Dorming Dilemma: A Guide to College Living Arrangements

Roommates can make or break your experience at college. You can find your new best friend, or you can discover your biggest nightmare. With plenty of rooming options, it can seem overwhelming. From random roommates to living alone, college presents plenty of options for rooming. Here are the pros and cons of the different college living arrangements.

Random Roommates

Living with a random roommate in college is the easiest way to meet new people. Obviously, the more roommates you add to the equation, the more people you will meet. Going the random route is perfect if you are going away to school and do not know a lot of people. A random roommate is like a built-in friend, and together you can navigate your campus’ uncharted territory.

The plan can also backfire horribly. Because you do not know the person you are living with, they could have completely different priorities as you. Luckily, most universities at least attempt to match roommates based off of studying, partying and sleeping habits.

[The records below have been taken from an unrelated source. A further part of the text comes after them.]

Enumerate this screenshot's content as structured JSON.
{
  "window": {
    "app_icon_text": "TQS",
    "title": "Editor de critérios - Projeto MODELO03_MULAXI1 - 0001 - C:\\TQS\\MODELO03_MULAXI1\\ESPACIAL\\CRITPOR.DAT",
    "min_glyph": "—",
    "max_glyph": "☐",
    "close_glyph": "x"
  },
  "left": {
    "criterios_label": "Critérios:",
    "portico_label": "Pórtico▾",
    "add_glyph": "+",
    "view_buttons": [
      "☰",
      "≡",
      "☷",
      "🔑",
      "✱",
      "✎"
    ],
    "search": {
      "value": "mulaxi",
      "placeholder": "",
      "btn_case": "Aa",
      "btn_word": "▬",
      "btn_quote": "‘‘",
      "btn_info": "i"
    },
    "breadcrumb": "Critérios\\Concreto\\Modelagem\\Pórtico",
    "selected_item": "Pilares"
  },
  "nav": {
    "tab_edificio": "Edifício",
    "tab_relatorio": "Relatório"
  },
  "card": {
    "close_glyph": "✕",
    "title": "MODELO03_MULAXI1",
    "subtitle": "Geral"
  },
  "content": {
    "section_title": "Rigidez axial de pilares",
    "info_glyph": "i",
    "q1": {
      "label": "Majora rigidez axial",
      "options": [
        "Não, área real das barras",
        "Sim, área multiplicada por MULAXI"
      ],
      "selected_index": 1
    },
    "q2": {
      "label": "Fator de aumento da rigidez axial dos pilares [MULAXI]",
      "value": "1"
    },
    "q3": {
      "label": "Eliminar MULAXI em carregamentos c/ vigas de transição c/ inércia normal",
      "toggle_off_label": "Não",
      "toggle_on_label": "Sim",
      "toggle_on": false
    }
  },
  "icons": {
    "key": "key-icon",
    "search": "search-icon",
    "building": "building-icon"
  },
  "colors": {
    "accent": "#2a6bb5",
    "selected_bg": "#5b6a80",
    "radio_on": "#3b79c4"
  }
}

My freshman year I went into a random rooming situation with three random roommates, only to discover the other three people knew each other and were already friends. I was lucky enough that I got along very well with all of my roommates, but there were moments when I wanted to die because I felt like an outsider.


Rooming with a Friend

While in college, I lived with my best friend while studying abroad and I lived with a friend my senior year. My best friend and I worked perfectly as roommates, knowing when we needed space and how to give it to each other. Living with a friend, unfortunately, did not work so well. We still talk, but barely.

The problem with rooming with a friend is that you are not as conscious of their feelings. With a random roommate, you tone yourself down and try to be as well behaved as possible because you are still in the polite stage of your relationship. With a friend, you have already bypassed the polite stage and feel that because they already know you, you can live however you want.

Living with a friend can work out perfectly, but it can also end in a ruined friendship. If you want to live with a friend, wait until you are out of the dorms and can live in an apartment. Roommates are a lot more tolerable when you have separate bedrooms.

Living Alone

Going solo might not sound like the most exciting living arrangement. You have to furnish the entire place, clean the entire place and pay for all the rent and utilities. However, living without a roommate can be an incredible learning experience. It teaches you responsibility, and you do not have to worry about a roommate paying rent late or eating all your food. Also, you can live as comfortably as you want. Do you hate pants? No problem. When you are the only person living in your apartment or dorm, you don’t have to wear pants.

Living alone can also get really lonely. Sure, there isn’t anyone coming home at 3 a.m. and waking you up, but sometimes the silence is too much. If you are an introvert who struggles meeting new people, living alone is definitely not ideal. While you can always meet and befriend neighbors, chances are you won’t have a bond as strong as one with a roommate. Another downside of living alone is that if you are sick, bored or just lazy, there is no one to take care of you.

College living arrangements work differently for everyone. Some people work best left to their own devices, and others are better as a team. Luckily, there are plenty of options for you to try and find your perfect fit. And if roommates and living alone don’t work, there’s always living with your parents.